Royal jelly is a honey bee secretion that is used in the nutrition of larvae, as well as adult queens. The worker nurse bee secretes royal jelly from its’ hypopharynx glands. This is fed to the larvae of queen, worker and drone bees.
When worker bees decide to make a new queen, because the old queen is either weakening or dead, they choose several small female larvae and feed them with copious amounts of royal jelly in specially constructed cells. These cells are knows as queen cells and are much larger than a worker or drone cell. This type of feeding triggers the development of queen morphology, including the fully developed ovaries needed to lay eggs.

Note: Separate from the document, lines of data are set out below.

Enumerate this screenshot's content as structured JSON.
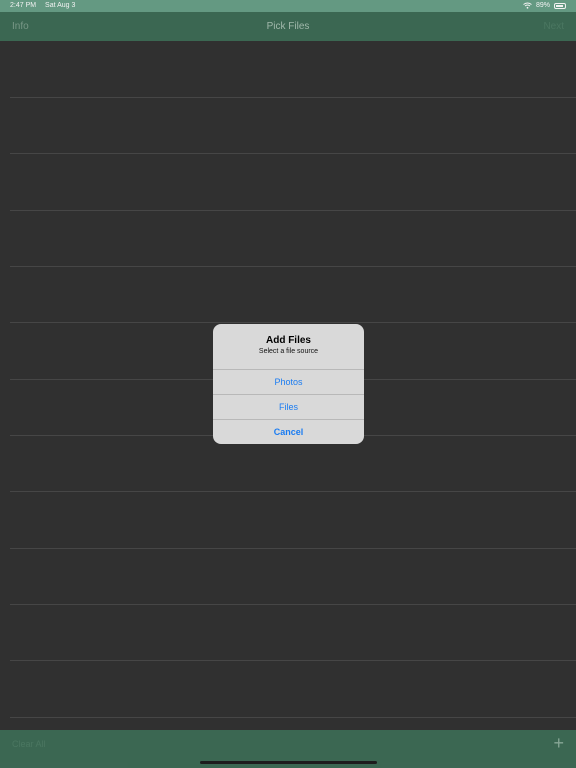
{
  "status_bar": {
    "time": "2:47 PM",
    "date": "Sat Aug 3",
    "battery": "89%"
  },
  "nav": {
    "left_label": "Info",
    "title": "Pick Files",
    "right_label": "Next"
  },
  "alert": {
    "title": "Add Files",
    "message": "Select a file source",
    "buttons": [
      "Photos",
      "Files",
      "Cancel"
    ]
  },
  "toolbar": {
    "left_label": "Clear All",
    "add_icon": "plus-icon"
  },
  "colors": {
    "status_bar": "#6aa28a",
    "nav_bar": "#3f6d57",
    "background": "#333333",
    "alert_button": "#1a7cf2"
  }
}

Royal jelly is secreted from the glands in the heads of worker bees, and is fed to all bee larvae, whether they are destined to become drones (males), workers (sterile females), or queens (fertile females). After three days, the drone and worker larvae are no longer fed with royal jelly, but queen larvae continue to be fed this special substance throughout their development. It is harvested by humans by stimulating colonies with movable frame hives to produce queen bees. Royal jelly is collected from each individual queen cell (honeycomb) when the queen larvae are about four days old. It is collected from queen cells because these are the only cells in which large amounts are deposited; when royal jelly is fed to worker larvae, it is fed directly to them, and they consume it as it is produced, while the cells of queen larvae are “stocked” with royal jelly much faster than the larvae can consume it. Therefore, only in queen cells is the harvest of royal jelly practical. A well-managed hive during a season of 5–6 months can produce approximately 500 grams of royal jelly. Since the product is perishable, producers must have immediate access to proper cold storage (e.g., a household refrigerator or freezer) in which the royal jelly is stored until it is sold or conveyed to a collection centre. To aid the royal jelly shelf life, sometimes honey or beeswax are added.